Sekedar untuk diketahui, total dana perimbangan Provinsi Jambi tahun 2024 sebesar Rp. 2,42 triliun itu terdiri atas Dana Bagi Hasil (DBH) sebesar Rp. 380,3 milliar, Dana Alokasi Umum (DAU) Rp. 1,38 triliun, Dana Alokasi Khusus (DAK) sebesar Rp. 667,38 milliar. Hingga bulan Juni 2024, total dana perimbangan yang sudah direalisir mencapai Rp. 1,29 triliun atau 53,3%.
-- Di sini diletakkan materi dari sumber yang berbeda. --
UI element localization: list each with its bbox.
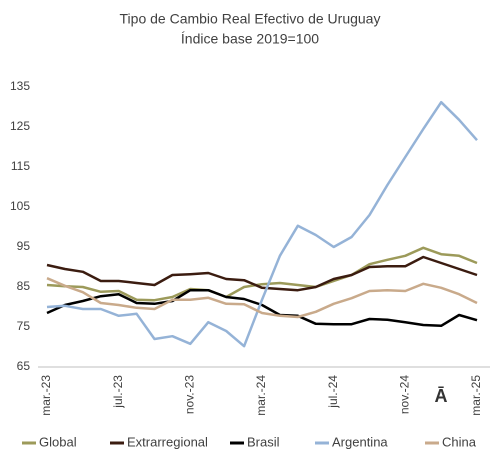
line bbox=[46, 288, 478, 328]
y-tick-label: 75 bbox=[17, 319, 31, 333]
y-tick-label: 105 bbox=[10, 199, 30, 213]
y-tick-label: 135 bbox=[10, 79, 30, 93]
annotation: Ā bbox=[435, 386, 448, 406]
legend-label: Global bbox=[39, 434, 77, 449]
legend-label: Argentina bbox=[332, 434, 388, 449]
chart-subtitle: Índice base 2019=100 bbox=[181, 31, 319, 47]
legend-label: China bbox=[442, 434, 477, 449]
line bbox=[46, 100, 478, 348]
x-tick-label: nov.-23 bbox=[183, 375, 197, 414]
y-tick-label: 125 bbox=[10, 119, 30, 133]
line bbox=[46, 277, 478, 319]
x-tick-label: nov.-24 bbox=[398, 375, 412, 414]
y-tick-label: 65 bbox=[17, 359, 31, 373]
legend-label: Extrarregional bbox=[127, 434, 208, 449]
y-tick-label: 85 bbox=[17, 279, 31, 293]
y-tick-label: 115 bbox=[11, 159, 30, 173]
x-tick-label: mar.-23 bbox=[39, 375, 53, 416]
x-tick-label: jul.-23 bbox=[111, 375, 125, 409]
x-tick-label: mar.-25 bbox=[469, 375, 483, 416]
line bbox=[46, 255, 478, 292]
x-tick-label: mar.-24 bbox=[254, 375, 268, 416]
legend-label: Brasil bbox=[247, 434, 280, 449]
chart-title: Tipo de Cambio Real Efectivo de Uruguay bbox=[120, 11, 381, 27]
y-tick-label: 95 bbox=[17, 239, 31, 253]
x-tick-label: jul.-24 bbox=[326, 375, 340, 409]
line bbox=[46, 246, 478, 302]
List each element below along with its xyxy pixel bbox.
Drs. H. Arpani juga menjelaskan, tentang DBH, telah disalurkan sebesar 89,37%%, DAU sudah disalurkan sebesar 52%, dan DAK sudah disalurkan sebesar 35,5%. Secara keseluruhan pengelolaan dana sudah baik. Hanya alokasi DAK yang masih rendah, hal ini akan di lalakukan koordinasi pada Pemerintah Pusat. Agar bisa dialokasikan lebih intensif.
Menurut Drs. H. Arpani, kalau penulis Artikel yang mengatakan APBD Provinsi Jambi tahun 2025 terjadi penurunan sebesar Rp. 833 miliar. Berdasarkan Perbandingan dengan APBD tahun 2024, dinilainya kurang tepat. Alasannya, APBD Murni (anggaran awal yang disahkan dalam APBD 2024), di pertengah tahun ada Perubahan Penyesuaian Anggaran (PPA), sebagai tambahan Anggaran.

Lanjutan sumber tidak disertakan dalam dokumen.